Als Google Workspace-beheerder kunt u bepalen wie in uw organisatie toegang heeft tot de Vault-service door Vault in of uit te schakelen voor die mensen in de Google Beheerdersconsole. U kunt bijvoorbeeld Vault inschakelen voor accounts met rechten om Vault-taken uit te voeren en de service uitschakelen voor alle andere gebruikers.
Opmerking:
- Als u Vault in- of uitschakelt, heeft dit geen invloed op welke accounts worden gearchiveerd in Vault. Alle gebruikersaccounts met een Vault-licentie kunnen worden gearchiveerd.
- Deze instelling heeft geen invloed op welke accounts bewaarbeleid kunnen wijzigen, kunnen zoeken naar gegevens of andere Vault-functies kunnen uitvoeren. Gebruikers moeten de juiste Vault-rechten hebben om met Vault te kunnen werken.

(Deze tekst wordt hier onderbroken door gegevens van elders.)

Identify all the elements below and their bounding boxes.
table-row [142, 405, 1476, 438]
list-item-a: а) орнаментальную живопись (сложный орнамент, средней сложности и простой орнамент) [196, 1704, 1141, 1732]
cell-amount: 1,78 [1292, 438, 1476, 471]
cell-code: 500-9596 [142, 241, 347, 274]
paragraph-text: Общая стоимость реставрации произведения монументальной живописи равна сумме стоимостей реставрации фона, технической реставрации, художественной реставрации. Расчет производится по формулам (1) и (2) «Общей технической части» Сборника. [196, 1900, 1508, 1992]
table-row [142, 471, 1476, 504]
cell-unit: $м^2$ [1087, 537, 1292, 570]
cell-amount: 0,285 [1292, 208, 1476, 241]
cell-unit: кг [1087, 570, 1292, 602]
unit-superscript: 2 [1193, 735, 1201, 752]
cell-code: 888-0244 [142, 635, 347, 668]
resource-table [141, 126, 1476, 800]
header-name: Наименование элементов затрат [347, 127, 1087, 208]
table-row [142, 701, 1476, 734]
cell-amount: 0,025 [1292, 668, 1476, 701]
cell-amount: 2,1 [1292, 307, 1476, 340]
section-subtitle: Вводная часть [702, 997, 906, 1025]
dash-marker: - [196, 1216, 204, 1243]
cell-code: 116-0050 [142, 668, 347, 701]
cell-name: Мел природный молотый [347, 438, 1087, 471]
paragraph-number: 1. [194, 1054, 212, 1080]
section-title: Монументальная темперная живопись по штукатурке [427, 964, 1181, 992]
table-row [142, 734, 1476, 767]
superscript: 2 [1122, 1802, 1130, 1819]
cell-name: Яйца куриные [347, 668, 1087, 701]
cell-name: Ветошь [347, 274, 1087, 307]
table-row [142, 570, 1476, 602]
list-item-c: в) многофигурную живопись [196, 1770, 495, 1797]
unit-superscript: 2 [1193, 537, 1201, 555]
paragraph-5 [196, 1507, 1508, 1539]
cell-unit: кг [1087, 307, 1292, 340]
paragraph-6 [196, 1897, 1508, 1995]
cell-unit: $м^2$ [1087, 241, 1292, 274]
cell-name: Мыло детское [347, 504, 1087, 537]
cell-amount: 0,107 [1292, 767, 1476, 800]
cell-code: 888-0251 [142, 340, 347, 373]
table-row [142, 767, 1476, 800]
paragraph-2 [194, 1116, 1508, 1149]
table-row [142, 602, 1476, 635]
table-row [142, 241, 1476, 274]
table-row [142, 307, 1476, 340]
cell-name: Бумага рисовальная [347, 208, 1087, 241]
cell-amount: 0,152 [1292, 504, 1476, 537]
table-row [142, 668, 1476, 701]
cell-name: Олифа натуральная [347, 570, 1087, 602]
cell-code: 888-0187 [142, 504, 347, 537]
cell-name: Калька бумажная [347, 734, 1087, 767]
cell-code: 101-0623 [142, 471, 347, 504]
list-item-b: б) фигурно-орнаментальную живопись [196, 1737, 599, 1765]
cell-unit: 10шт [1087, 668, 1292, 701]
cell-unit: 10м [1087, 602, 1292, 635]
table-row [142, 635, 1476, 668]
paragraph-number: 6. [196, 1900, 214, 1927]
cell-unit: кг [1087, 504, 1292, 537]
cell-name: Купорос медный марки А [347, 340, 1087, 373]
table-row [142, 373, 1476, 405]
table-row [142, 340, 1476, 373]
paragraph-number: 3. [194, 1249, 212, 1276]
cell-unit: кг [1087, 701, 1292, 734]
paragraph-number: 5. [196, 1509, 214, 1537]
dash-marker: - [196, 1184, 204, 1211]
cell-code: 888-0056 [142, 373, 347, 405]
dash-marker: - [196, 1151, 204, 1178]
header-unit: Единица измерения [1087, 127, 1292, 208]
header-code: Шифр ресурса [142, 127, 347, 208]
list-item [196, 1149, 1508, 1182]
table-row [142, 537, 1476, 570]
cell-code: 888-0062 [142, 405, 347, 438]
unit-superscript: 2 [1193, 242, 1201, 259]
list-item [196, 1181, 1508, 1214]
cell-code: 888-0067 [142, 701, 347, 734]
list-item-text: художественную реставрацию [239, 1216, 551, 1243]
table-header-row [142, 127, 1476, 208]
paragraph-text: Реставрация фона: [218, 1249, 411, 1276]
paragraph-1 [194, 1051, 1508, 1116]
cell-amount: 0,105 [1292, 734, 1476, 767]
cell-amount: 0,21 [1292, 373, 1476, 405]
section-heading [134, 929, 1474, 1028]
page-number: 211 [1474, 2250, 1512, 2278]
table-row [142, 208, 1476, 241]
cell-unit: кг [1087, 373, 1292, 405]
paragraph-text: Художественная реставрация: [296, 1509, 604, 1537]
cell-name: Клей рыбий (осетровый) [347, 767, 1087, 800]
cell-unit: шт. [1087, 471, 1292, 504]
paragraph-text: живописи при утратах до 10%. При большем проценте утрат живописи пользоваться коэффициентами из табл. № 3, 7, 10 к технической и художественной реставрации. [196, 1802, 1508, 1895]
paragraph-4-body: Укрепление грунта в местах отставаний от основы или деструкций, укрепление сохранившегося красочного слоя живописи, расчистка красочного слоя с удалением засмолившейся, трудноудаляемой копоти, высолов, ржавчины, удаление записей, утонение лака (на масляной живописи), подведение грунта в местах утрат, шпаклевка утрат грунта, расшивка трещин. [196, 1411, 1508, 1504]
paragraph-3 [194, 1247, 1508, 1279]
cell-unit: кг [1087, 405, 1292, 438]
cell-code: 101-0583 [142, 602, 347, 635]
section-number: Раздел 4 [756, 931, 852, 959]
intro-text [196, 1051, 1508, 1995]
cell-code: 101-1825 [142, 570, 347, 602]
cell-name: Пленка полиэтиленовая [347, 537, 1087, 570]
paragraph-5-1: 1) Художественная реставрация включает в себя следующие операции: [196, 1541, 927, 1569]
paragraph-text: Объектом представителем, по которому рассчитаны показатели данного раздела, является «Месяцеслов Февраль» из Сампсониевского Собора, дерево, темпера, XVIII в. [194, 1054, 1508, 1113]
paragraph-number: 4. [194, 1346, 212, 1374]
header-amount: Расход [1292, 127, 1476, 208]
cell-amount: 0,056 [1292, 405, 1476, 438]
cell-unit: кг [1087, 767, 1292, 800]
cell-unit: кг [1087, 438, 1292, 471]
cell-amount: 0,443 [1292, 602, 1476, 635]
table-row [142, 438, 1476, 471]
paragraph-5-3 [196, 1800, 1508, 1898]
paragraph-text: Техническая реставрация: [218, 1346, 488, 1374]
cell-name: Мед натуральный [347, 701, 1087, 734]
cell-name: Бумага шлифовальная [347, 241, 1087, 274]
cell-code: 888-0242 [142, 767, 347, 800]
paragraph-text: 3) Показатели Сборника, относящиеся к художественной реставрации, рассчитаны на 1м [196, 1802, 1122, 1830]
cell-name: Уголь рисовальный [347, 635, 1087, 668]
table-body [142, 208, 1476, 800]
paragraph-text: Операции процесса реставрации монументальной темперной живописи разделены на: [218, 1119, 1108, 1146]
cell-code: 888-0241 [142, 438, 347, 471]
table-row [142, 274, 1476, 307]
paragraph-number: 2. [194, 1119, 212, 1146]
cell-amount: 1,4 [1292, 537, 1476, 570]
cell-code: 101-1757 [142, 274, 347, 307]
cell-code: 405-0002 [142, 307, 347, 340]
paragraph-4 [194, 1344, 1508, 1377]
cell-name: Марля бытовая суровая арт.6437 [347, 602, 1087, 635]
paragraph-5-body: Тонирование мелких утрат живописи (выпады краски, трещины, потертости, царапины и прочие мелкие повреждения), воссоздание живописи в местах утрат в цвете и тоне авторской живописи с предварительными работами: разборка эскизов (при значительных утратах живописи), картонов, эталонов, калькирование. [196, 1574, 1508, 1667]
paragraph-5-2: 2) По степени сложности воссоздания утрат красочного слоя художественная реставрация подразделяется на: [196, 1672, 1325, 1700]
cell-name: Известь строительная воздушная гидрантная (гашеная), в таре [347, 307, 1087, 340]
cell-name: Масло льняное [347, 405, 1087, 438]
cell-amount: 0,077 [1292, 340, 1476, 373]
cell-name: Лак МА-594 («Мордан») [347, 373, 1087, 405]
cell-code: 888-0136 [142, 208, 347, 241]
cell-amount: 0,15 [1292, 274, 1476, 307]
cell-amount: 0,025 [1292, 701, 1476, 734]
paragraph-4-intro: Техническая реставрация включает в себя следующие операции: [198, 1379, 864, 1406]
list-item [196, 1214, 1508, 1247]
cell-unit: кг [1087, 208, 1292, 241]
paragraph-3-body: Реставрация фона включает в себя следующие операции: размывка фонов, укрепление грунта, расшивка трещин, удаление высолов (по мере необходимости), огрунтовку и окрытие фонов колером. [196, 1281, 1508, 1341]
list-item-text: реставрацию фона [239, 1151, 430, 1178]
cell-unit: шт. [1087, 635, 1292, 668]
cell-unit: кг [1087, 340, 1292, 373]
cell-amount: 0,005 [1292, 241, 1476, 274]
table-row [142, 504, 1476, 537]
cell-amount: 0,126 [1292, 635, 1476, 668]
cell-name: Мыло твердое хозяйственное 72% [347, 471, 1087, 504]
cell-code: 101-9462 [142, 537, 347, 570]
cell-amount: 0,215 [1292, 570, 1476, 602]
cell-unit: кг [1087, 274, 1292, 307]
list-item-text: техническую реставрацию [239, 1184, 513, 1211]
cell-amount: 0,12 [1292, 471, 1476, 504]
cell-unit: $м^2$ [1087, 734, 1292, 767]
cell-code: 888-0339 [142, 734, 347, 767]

- Als u Vault inschakelt voor iedereen in uw organisatie, verschijnt het Vault-icoon in de lijst met apps van elke gebruiker. Gebruikers die geen Vault-rechten hebben, vinden het misschien verwarrend om een app te zien die ze niet kunnen gebruiken. Als uw domein organisatie-eenheden heeft, raden we u aan de toegang te beperken tot organisatie-eenheden met Vault-rechten.
Wijzigen wie kan inloggen bij Vault
Voordat u begint: als u de service wilt in- of uitschakelen voor bepaalde gebruikers, plaatst u hun accounts in een organisatie-eenheid (om de toegang te beheren per afdeling) of in een toegangsgroep (om de toegang te beheren voor gebruikers in verschillende afdelingen).
-
Log in met een beheerdersaccount op de Google Beheerdersconsole.
Als u geen beheerdersaccount gebruikt, heeft u geen toegang tot de Beheerdersconsole.
-
Ga naar Menu
Apps > Google Workspace > Google Vault.
Hiervoor is het beheerdersrecht Service-instellingen vereist.
-
Klik op Servicestatus.
-
Als u een service wilt aan- of uitzetten voor iedereen in uw organisatie, klikt u op Aan voor iedereen of Uit voor iedereen. Klik dan op Opslaan.
-
(Optioneel) Zo zet u service aan of uit voor een organisatie-eenheid:
- Selecteer links de organisatie-eenheid.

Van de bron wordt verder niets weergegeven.